# Micro guide repair advice needed



## bman (Apr 20, 2009)

I have a boyd duckett micro magic rod that lost a micro guide insert in the second to last guide near the tip. I have a warranty but my guess is it will cost more to send the entire rod to Boyd's company than to just have a local central ohio rod repair guy fix it for me. Another thought I had was that maybe it's possible to just get the guide insert from Duckett fishing and fix it myself. Not sure ho feasible that is though with these microguide. The wire guide itself is intact/not cracked...I just lost the line insert. Think it somehow cracked and came off because I never saw it come off.

Any advice or suggested rod repair companies in the Columbus area would be greatly appreciated.

Thanks


----------



## grub_man (Feb 28, 2005)

bman,

You can't replace just the insert. They are press fit and epoxied in the factory, and nothing you could do at home will do the job properly. Replacing the guide is the only way to go. It should be much cheaper to find a local builder to do the repair for you. The guides are made by American Tackle and readily available to rod builders, so getting the perfect match won't be a problem.

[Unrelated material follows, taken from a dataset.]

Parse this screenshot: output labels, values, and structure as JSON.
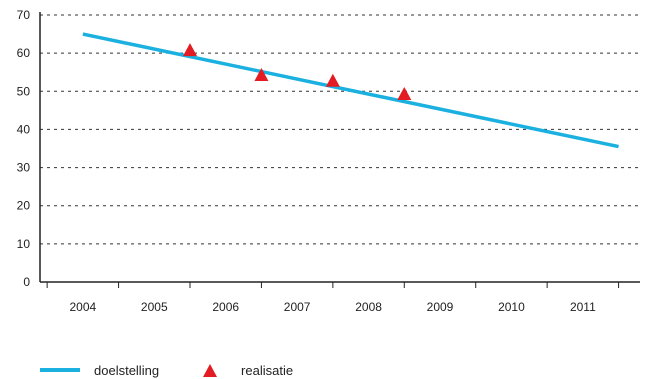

If I were closer I would offer to do it myself, but by the time you paid for gas or shipped it to me, you would be back in the same boat with sending it to Duckett Fishing. I don't personally know any builders close enough to you to make it cheaper than shipping the rod out.

Good Luck,

Joe


----------



## grub_man (Feb 28, 2005)

montagc,

I hope your repair continues to hold up for you. With enough care and effort, I have no doubt you can do a good job. Maybe I should have left it at it's not as simple as gluing in a new ceramic insert. You also need to be very careful applying heat to that guide frame while it is still on the rod, as it won't take much to heat it enough to melt the resin in your blank making it more susceptible to a future break. In any case, it is best to replace the whole guide, as it only involves cutting the old guide off, wrapping and refinishing.

bman,

I can walk you though the process if you want. It's not that difficult. All you need are an Exacto knife, white thread, a cardboard box, phonebook and some finish. There is a new finish product out that is great for repairs called Threadmaster One. It cleans up with water, dries to the touch in about an hour, and just a couple coats will give the build up you need to be similar to the original finish. For about the cost of paying someone to replace one guide, you can get enough thread and finish to 50 guides or more.

Also, if you aren't fussy about how the repair works, you can cover the wraps with a couple coats of Elmers glue thinned with water (very similar to the acrylic color preservers used in rod building). I replaced a loose guide on one of my personal rods a couple years ago the night before a trip. I didn't have time to finish it properly. I let it go just to see how it would hold up over time. Two years later and after spending a couple of hours one day on the bottom of the lake, it is holding up just fine.

Joe


----------



## bman (Apr 20, 2009)

I appreciate the offer grub man and may eventually take you up on your offer, but for now I am going to search for a somewhat local rod repair person. M also going to contact duckett fishing and see how they might be able to help me.

Kinda frustrating after less than a full season that I lost a guide insert. This is my first microguide rod and I must say I love fishing with it and even bought another duckett micro magic rod in October. I've never lost a guide insert on any of my st croix premiers or triumphs. In fact, I think I've only lost one insert and that was on my kid's ugly stick. Sure hope I don't end up regretting my first foray into microguide rods!


----------



## grub_man (Feb 28, 2005)

bman,

Unfortunately, rings come out from time to time regardless of the size of the guide. The American Tackle guides that Duckett uses are very nice. Definitely contact Duckett. Some manufacturers will send you the guide on to give to your repair person. Others may insist on sending the rod in, and some may even say that having anyone outside the company repair the guide will void the warranty. I really don't know how Duckett works in that regard.

I don't think you will regret your first foray into microguides. They really do improve the efficiency of the rod. They have their limitations, but when used properly are great!

If you decide to replace the guide yourself, just let me know, and I'll get you going.

Joe


----------



## grub_man (Feb 28, 2005)

bman,

This thread might be useful. It lists a few places that offer rod repair in the Columbus area.

Joe


----------



## bman (Apr 20, 2009)

Thanks grub man!


----------



## legendaryyaj (Nov 1, 2005)

I work a tackle shop and had a customer come in with a Duckett and a couple popped out inserts. He said Duckett send him new guides to have installed when he contacted them. Maybe he has a better way of wooing them but they might do the same for you. You'll just need to find someone to put them on so you don't have to buy new guides.


----------



## bman (Apr 20, 2009)

I just called Duckett fishing and they could not have been nicer to deal with. I was given two options: send them the rod and they would fix it (but shipping would cost $15/each way = $30 total) or they would send me some guides for free and I could get someone to replace it for me. Straightforward and fair. Best of all, they guy I spoke with was a fishermen and was really knowledgeable. What a refreshing approach to fishing equipment customer service!

I chose to have them send me the guides. Buckeye Outdoors is a MicroMagic dealer so I'm going to contact them to see if they repair rods.

I'll update this post again once I find a way to get my rod fixed! No hurry though I guess - winterized my boat this weekend and she goes to sleep until March 1st starting Wednesday!


----------